Faster release of goods
“The automated sharing of so-called batch decisions is also high on the agenda”, Kooijman says. “When we’ve carried out our check and the goods in question are okay with us, they still need to be released by Customs. Prior to this, the administration also checks the batch decision that the NVWA has taken. So far, this is done almost entirely manually, which means that time is lost sometimes. Naturally, companies benefit if the release proceeds as quickly as possible. Otherwise, a truck full of Nile perch fillet is ready for departure for example, but the driver must wait until all customs formalities have been completed. We are now heading for a situation in which the company concerned – as soon as our inspection has completed – receives a digital code that will allow the customs declaration to be completed straight away. This is provided that Customs doesn’t want to physically check the goods, of course. We achieve this by making fairly straightforward software modifications in our systems and those of Customs. In fact, this is how we eliminate the time factor from this process. That’s good for commerce, as well as for the competitive strength of a party as Schiphol Airport. We know that some sectors – such as the horse trade – are sensitive to any kind of delay. You don’t want a market like that to move to other, foreign airports.”
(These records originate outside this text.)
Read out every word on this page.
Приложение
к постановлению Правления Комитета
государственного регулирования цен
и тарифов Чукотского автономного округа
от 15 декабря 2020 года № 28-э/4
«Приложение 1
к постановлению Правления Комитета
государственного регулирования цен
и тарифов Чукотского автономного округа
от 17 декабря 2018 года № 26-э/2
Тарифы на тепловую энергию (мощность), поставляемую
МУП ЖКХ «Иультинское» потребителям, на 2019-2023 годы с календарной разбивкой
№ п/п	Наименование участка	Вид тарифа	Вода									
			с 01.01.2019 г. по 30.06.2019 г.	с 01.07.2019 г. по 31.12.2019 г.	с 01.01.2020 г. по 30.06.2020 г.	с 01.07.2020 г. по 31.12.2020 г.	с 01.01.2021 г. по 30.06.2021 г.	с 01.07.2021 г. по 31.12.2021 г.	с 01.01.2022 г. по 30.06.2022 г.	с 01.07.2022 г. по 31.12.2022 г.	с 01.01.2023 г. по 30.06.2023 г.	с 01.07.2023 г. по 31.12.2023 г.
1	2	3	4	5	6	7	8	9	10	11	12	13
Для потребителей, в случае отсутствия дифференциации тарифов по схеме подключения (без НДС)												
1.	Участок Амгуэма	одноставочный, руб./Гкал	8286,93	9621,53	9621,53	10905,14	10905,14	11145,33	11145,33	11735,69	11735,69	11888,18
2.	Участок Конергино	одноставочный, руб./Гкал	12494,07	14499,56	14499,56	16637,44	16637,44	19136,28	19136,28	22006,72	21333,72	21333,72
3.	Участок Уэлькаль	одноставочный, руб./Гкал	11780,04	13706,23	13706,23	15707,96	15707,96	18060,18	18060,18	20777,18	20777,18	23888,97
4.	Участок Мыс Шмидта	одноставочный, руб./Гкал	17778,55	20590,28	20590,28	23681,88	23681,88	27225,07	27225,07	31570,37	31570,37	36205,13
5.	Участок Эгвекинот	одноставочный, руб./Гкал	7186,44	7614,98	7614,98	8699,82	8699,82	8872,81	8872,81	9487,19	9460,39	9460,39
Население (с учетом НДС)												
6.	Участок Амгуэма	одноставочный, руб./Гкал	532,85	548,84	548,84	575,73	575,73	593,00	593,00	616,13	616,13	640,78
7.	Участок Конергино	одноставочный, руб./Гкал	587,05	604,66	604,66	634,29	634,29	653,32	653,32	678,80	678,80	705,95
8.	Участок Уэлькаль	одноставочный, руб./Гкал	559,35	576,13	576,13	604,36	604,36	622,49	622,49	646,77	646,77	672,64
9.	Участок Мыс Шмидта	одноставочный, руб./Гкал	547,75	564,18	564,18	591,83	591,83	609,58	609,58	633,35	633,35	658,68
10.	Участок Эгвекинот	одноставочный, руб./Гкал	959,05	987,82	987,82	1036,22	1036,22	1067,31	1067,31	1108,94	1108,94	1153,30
Addressing illegal imports
“The third process that we’ve started makes our joint supervision more adequate,” Leferink op Reinink explains. “This specifically concerns the compulsory inspection of veterinary products from outside the European Union. These goods are associated with certain risks, for example, they may be unsafe for human or animal consumption or lead to the introduction of animal diseases. Companies must, therefore, report such shipments to the NVWA in advance – something they sometimes fail to do. By comparing the administrative records of the NVWA with the declarations for temporary storage that companies submit to Customs, we can detect any missing preliminary reports earlier. And, therefore, be more effective in tackling potential illegal imports and market parties engaged in these practices. Until recently, comparing our data was a manual process as well, but now we’re automating this using a matching tool. That is, of course, much less labour-intensive. In those situations where human assessment remains necessary, we’ll continue to rely on the knowledge and experience of our employees.”

Better coordination, more synergy
All in all, Kooijman and Leferink op Reinink are positive about the course that their organisations have taken in 2018. “Initially, the joint screening of our processes regularly led to some classic confusion”, Kooijman says. “After all, you each have your own jargon. But as you gain a deeper understanding of each other’s professions, it all starts to fall into place. You start to understand why things are done in a certain way but you also see how things could be done differently. Our joint efforts lead to better coordination of our operations at the border and we create more synergy. And we’re only at the beginning of this journey; in the near future, we want to implement more of these structural improvements. As we said before, many more parties will ultimately benefit from this, more than just Customs and NVWA alone.”